Brzezińska Agnieszka Nowak, Horyń Czesław
University of Silesia in Katowice, Institute of Computer Science, Katowice, Bankowa 12, Poland.
Procedia Comput Sci. 2021;192:3010-3019. doi: 10.1016/j.procs.2021.09.073. Epub 2021 Oct 1.
The article concerns the detection of outliers in rule-based knowledge bases containing data on Covid 19 cases. The authors move from the automatic generation of a rule-based knowledge base from source data by clustering rules in the knowledge base to optimize inference processes and to detecting unusual rules allowing for the optimal structure of rule groups. The paper presents a two-phase procedure, wherein in the first phase, we look for the optimal structure of rule clusters when there are outlier rules in the knowledge base. In the second phase, we detect outliers in the rules using the LOF (Local Outlier Factor) algorithm. Then we eliminate the unusual rules from the database and check whether the selected cluster quality measures are responded positively to the elimination of outliers, which would indicate that the rules were rightly considered outliers. The performed experiments confirmed the effectiveness of the LOF algorithm and selected cluster quality measures in the context of detecting atypical rules. The detection of such rules can support knowledge engineers or domain experts in knowledge mining to improve the completeness of the knowledge base, which is usually the basis of the decision support system.

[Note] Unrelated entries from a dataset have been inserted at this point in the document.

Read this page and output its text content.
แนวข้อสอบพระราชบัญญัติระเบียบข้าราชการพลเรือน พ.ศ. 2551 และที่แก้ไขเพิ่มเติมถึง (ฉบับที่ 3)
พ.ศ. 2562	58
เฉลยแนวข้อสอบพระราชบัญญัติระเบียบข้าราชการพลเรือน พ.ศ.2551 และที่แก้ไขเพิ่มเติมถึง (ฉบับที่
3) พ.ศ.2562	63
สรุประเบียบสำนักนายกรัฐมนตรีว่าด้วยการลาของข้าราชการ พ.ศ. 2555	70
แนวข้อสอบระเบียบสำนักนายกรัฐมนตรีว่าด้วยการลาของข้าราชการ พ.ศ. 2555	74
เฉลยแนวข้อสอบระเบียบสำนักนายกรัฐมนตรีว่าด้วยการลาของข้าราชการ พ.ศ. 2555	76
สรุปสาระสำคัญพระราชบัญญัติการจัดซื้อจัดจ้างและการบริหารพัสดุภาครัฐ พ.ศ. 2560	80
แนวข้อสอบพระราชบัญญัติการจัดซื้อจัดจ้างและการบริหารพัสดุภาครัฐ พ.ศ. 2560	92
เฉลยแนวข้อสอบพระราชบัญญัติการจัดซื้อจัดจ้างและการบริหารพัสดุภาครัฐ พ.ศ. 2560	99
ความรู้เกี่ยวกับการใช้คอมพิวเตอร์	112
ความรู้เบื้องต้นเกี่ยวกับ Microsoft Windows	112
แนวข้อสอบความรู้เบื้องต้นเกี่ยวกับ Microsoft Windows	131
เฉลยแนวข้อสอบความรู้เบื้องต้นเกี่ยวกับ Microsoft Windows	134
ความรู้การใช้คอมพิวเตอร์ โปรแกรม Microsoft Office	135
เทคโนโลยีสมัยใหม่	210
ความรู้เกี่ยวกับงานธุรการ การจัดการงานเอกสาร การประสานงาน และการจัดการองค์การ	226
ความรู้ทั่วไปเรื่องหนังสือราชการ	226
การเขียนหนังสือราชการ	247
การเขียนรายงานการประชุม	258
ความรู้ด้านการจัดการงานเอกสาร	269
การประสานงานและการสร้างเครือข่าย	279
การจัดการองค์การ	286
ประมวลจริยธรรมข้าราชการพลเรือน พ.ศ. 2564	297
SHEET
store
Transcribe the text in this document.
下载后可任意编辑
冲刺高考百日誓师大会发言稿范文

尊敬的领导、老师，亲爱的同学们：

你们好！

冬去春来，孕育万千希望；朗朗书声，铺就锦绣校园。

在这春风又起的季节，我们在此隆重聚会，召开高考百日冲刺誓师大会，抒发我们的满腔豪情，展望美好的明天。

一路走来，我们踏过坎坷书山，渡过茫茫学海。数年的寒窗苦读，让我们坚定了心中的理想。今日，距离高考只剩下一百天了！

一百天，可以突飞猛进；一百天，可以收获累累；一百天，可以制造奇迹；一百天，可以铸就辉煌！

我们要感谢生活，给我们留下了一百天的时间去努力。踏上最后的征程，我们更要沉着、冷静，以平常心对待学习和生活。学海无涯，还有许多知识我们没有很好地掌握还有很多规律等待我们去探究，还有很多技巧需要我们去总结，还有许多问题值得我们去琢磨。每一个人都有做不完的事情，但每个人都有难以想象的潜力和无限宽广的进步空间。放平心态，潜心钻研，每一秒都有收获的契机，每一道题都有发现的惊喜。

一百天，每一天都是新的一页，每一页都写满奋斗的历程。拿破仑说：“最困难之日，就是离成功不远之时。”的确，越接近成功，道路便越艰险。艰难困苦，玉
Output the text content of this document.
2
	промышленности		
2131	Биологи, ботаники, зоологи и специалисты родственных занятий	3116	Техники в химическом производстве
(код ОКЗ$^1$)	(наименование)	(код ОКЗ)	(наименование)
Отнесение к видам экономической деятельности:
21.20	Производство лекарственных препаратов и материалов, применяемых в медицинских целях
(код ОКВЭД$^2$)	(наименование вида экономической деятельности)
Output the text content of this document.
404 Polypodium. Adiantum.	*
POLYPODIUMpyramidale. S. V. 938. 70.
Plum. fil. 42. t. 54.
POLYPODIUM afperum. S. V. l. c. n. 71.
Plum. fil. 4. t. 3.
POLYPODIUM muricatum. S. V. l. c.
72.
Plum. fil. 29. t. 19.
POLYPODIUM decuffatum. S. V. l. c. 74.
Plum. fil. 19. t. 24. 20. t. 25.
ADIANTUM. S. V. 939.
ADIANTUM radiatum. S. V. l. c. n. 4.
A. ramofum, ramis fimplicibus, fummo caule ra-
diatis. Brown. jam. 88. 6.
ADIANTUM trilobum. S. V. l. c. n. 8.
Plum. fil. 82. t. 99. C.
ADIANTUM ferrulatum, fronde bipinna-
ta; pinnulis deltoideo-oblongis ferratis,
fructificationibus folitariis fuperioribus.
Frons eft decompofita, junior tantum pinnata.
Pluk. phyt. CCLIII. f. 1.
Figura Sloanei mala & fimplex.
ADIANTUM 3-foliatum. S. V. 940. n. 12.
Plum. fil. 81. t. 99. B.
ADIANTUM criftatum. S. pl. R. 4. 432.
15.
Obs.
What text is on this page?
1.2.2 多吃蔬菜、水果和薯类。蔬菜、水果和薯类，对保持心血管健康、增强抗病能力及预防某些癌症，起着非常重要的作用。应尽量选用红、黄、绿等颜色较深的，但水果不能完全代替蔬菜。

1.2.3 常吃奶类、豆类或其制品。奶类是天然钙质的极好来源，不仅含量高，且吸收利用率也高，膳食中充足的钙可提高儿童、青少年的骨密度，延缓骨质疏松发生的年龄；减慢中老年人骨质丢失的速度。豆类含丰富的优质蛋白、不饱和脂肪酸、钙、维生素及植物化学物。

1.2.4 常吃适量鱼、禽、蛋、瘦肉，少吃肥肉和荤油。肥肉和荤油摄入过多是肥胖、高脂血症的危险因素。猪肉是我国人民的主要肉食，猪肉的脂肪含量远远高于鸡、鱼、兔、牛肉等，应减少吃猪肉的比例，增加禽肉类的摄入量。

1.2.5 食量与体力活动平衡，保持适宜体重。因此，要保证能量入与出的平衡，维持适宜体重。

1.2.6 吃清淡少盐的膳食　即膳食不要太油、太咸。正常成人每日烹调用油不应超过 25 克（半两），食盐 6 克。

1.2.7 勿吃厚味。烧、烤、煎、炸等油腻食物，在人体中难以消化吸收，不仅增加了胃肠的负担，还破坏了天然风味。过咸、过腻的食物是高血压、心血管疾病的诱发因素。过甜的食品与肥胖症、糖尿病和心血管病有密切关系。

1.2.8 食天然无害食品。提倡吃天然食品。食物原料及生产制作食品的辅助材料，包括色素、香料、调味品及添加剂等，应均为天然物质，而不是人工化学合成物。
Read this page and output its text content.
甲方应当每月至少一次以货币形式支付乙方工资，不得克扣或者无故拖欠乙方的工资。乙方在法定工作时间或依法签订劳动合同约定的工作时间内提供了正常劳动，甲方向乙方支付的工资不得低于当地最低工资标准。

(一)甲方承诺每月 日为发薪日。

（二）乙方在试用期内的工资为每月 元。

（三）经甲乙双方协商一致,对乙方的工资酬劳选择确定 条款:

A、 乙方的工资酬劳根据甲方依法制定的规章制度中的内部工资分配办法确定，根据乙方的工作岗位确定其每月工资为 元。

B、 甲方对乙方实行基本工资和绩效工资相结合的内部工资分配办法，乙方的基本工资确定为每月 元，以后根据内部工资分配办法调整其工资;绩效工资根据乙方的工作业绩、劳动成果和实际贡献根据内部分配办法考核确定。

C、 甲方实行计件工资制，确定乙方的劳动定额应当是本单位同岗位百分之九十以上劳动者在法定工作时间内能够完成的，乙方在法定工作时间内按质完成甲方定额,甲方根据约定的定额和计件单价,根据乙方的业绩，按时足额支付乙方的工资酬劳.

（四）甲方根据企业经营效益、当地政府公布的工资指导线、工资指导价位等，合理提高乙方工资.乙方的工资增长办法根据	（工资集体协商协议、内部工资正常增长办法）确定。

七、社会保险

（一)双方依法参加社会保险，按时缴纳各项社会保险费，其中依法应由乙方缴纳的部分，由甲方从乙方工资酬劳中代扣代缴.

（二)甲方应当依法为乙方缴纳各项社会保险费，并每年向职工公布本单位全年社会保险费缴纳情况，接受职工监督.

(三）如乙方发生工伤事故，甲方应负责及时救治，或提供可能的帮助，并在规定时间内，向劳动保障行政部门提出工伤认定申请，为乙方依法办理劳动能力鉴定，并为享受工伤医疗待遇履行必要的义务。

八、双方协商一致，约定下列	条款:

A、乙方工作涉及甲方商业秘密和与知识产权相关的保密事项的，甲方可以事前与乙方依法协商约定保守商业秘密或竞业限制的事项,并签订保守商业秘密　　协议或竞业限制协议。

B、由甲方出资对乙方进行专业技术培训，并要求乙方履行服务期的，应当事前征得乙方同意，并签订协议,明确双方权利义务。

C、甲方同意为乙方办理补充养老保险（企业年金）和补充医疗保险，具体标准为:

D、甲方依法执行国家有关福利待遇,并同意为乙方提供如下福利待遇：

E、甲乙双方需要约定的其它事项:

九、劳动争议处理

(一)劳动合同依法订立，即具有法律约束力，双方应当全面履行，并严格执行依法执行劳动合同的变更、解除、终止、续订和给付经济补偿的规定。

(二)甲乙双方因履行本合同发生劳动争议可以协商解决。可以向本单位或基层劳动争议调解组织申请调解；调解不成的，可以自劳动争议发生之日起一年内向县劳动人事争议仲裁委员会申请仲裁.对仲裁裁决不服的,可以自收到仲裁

本文关注的是在包含新冠19病例数据的基于规则的知识库中检测异常值。作者从通过对知识库中的规则进行聚类,从源数据自动生成基于规则的知识库入手,以优化推理过程,并检测异常规则,从而实现规则组的最优结构。本文提出了一个两阶段的过程,其中在第一阶段,当知识库中存在异常规则时,我们寻找规则簇的最优结构。在第二阶段,我们使用局部异常因子(LOF)算法检测规则中的异常值。然后我们从数据库中消除异常规则,并检查所选的簇质量度量是否对异常值的消除有积极响应,这将表明这些规则被正确地视为异常值。所进行的实验证实了LOF算法和所选簇质量度量在检测非典型规则方面的有效性。检测此类规则可以在知识挖掘中支持知识工程师或领域专家,以提高知识库的完整性,而知识库通常是决策支持系统的基础。